書店員がおすすめの本を紹介するコーナー。 2024年5月号
いのちより大切なもの
星野富弘著 いのちのことば社 1,200円+税
星野富弘さんが、2024年4月28日にお亡くなりになりました。78歳でした。
中学校の教員をされていた20代の頃に、部活動中の事故で手足の自由を失い、神と出合い、それからは口に筆をくわえて、「詩画」と呼ばれる作品を描き続けてこられました。星野さんの作品の底には、小さく弱く取るに足りないと思われるような存在こそを、徹底的に愛してくださる「神」がおられます。

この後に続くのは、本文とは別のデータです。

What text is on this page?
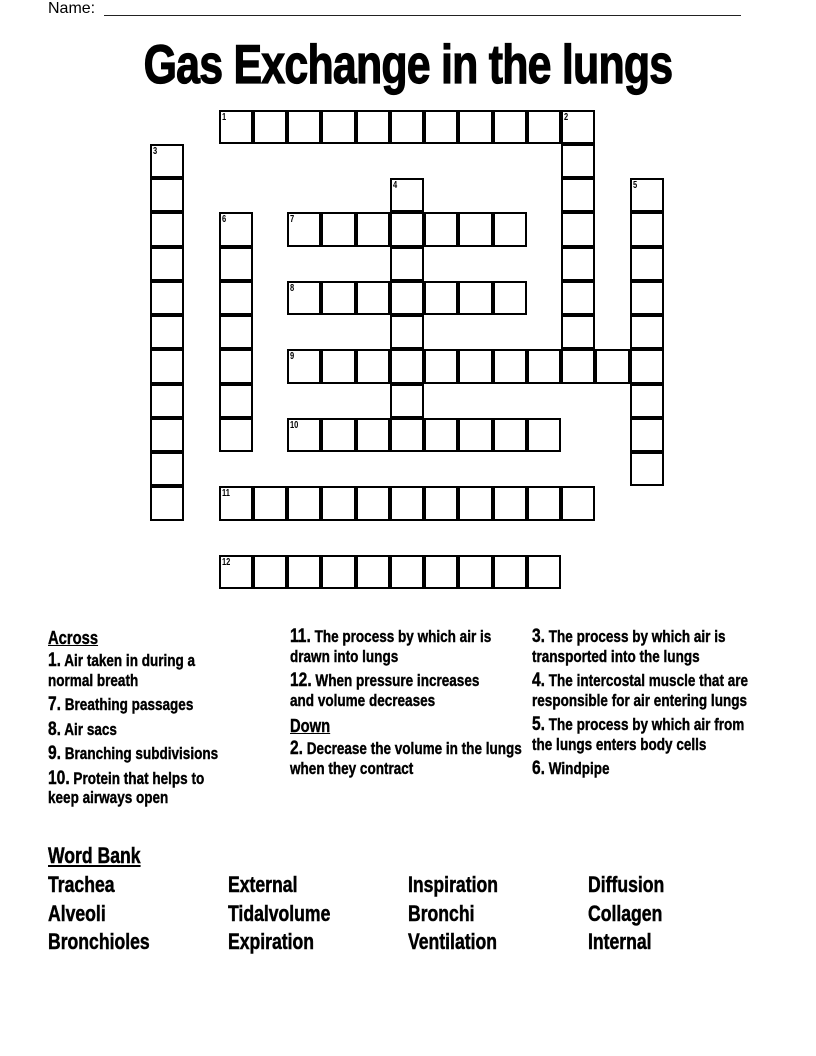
Name:
Gas Exchange in the lungs
1	2
3
4	5
6	7
8
9
10
11
12
Across
1. Air taken in during a normal breath
7. Breathing passages
8. Air sacs
9. Branching subdivisions
10. Protein that helps to keep airways open
11. The process by which air is drawn into lungs
12. When pressure increases and volume decreases
Down
2. Decrease the volume in the lungs when they contract
3. The process by which air is transported into the lungs
4. The intercostal muscle that are responsible for air entering lungs
5. The process by which air from the lungs enters body cells
6. Windpipe
Word Bank
Trachea
Alveoli
Bronchioles
External
Tidalvolume
Expiration
Inspiration
Bronchi
Ventilation
Diffusion
Collagen
Internal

「神の愛」などと言うと、なんだかつかみどころがないもののようですが、私は、星野さんのアネモネの絵に添えられた詩に、星野さんの体験した「神の愛」があるのかなと思ったりします。
筆を嚙み砕きたいときがある
槍のように突き立てたいときもある
さまざまな思いが
風のように過ぎて
花を見ている(p18「筆を噛む」)
決してきれいごとではなく、甘いものでもない、「生きる」とは壮絶なものです。とまどいや怒りも抱え込んだ体まるごとで、神にぶつかっていく、「神の愛」はそれを受け止めてくれます。
私はけがをして、「死」と枕を並べて寝ているような時期もありました。でもこうして生かされて、今、いのちが与えられている。ですから、神様に「死ぬという仕事」を与えられるまで「生きるという仕事」をしっかりさせていただきたいと思っています。せっかく生かされたいのちです。しまい込まず、使い込んで良い味が出るまで、思い切り使っていきたいと思っています。(P64)
「生きるという仕事」と「死ぬという仕事」を誠実に尽くされた星野さんに、一読者として、こころいっぱいの感謝の気持ちをお伝えしたいと思います。